Without government interference in the rBST debate, consumers began to demand that their dairy products be produced without the use of rBST. As the market for “rBST free” milk grew due to consumer demand, the pendulum of government compelled speech swung in the other direction and Ohio adopted a regulation that would limit the ability of manufacturers to make voluntary label claims that milk was not produced using rBST by, for instance, prohibiting the use of an asterisk to link to government-mandated disclaimer language diluting the private message. A unanimous Sixth Circuit panel struck down Ohio’s requirement on First Amendment grounds, concluding that Central Hudson analysis applied and that there was no deception in using the asterisk (FDA has for decades concluded that asterisk linked information actually enhances consumer awareness). Int’l Dairy Foods Ass’n v. Boggs, 622 F.3d 628 (6th Cir. 2010).

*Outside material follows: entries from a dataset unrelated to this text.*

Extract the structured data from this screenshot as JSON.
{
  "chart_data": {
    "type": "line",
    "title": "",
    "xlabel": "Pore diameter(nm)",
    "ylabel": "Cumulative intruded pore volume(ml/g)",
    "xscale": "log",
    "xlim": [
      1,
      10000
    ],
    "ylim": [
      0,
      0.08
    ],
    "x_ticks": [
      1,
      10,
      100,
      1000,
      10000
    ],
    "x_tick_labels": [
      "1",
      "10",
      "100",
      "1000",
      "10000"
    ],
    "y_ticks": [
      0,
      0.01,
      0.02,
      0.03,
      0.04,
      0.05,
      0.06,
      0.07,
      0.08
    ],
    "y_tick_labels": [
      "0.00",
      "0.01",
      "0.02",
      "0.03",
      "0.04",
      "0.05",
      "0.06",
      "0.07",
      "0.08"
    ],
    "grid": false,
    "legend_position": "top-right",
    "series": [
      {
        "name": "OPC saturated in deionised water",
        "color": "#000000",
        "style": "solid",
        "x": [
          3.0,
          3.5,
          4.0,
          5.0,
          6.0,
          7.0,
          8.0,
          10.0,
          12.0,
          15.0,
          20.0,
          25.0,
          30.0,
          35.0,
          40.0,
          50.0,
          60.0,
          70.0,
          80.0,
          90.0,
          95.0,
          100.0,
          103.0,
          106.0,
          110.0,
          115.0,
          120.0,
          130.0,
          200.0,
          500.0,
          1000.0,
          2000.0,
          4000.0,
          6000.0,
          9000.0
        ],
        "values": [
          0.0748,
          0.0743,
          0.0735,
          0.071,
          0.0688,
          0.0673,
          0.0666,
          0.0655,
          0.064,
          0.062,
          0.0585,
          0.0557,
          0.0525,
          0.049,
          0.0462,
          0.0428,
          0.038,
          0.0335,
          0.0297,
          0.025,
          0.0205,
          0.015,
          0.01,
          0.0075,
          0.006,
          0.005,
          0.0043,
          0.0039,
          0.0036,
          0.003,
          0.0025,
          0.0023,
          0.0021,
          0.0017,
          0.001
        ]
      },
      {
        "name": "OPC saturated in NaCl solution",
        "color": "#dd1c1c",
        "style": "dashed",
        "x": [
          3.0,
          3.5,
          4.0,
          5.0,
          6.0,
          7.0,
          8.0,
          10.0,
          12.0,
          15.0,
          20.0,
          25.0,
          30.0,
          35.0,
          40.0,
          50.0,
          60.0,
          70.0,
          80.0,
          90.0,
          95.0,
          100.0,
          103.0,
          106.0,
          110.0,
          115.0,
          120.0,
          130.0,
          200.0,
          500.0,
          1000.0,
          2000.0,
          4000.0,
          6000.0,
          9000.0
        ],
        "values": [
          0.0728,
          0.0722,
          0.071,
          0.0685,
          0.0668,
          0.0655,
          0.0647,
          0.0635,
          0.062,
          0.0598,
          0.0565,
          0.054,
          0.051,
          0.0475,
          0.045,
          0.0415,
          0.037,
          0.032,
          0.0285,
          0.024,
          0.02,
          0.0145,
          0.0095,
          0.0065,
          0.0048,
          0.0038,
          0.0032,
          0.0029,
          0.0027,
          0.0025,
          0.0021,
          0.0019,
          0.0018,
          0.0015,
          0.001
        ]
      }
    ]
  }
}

The COOL and Conflicts Minerals cases are just the tip of the compelled speech iceberg. Perhaps the biggest food fight today is being debated in multiple states, in referenda and in state and proposed federal legislation regarding “genetically modified organisms” (“GMO”) used in food production. Consumers and environmentalists are seeking mandatory disclosure of GMOs in food. While referenda in California and Washington have been defeated, the issue is very much alive in the legislative arena. Maine and Connecticut have already passed laws requiring GMO disclosure; however, those laws only become effective upon adoption of similar laws in a sufficient number of New England or neighboring states or upon implementation in states with a minimum population requirement. However, on May 8, 2014, Vermont’s governor signed a stand-alone mandatory GMO labeling law that becomes effective in mid-2016. The law establishes a $1.5 million “legal defense fund” to which private individuals can contribute. The legal costs of defending the law are being estimated between $5 and $8 million. Meanwhile competing mandatory and voluntary labeling, with state preemption of mandatory labeling, bills have been introduced in the U.S. Congress. U.S. legislation does not appear to be moving in either direction for the time being.

In the private arena, Whole Foods has moved to require its vendors to disclose GMO use in products sold at Whole Foods beginning by 2018. The rBST debate may be quite instructive in that consumer demand eventually drove disclosure. The question of course is: why should our government tell us what to say when the marketplace of ideas appears to work so well? Moreover, the AMI panel decision would open the door to mandatory speech on a host of fronts, and perhaps those who want mandatory disclosure of COOL or Conflicts Minerals or non-GMO won’t want future disclosure rules that government may require based upon its “interests.”

The First Amendment can and should prevent government compelled speech at least unless there is actual consumer deception. As both the rBST debate and Whole Foods’ requirements show, the market place can more efficiently and legally address any need for speech.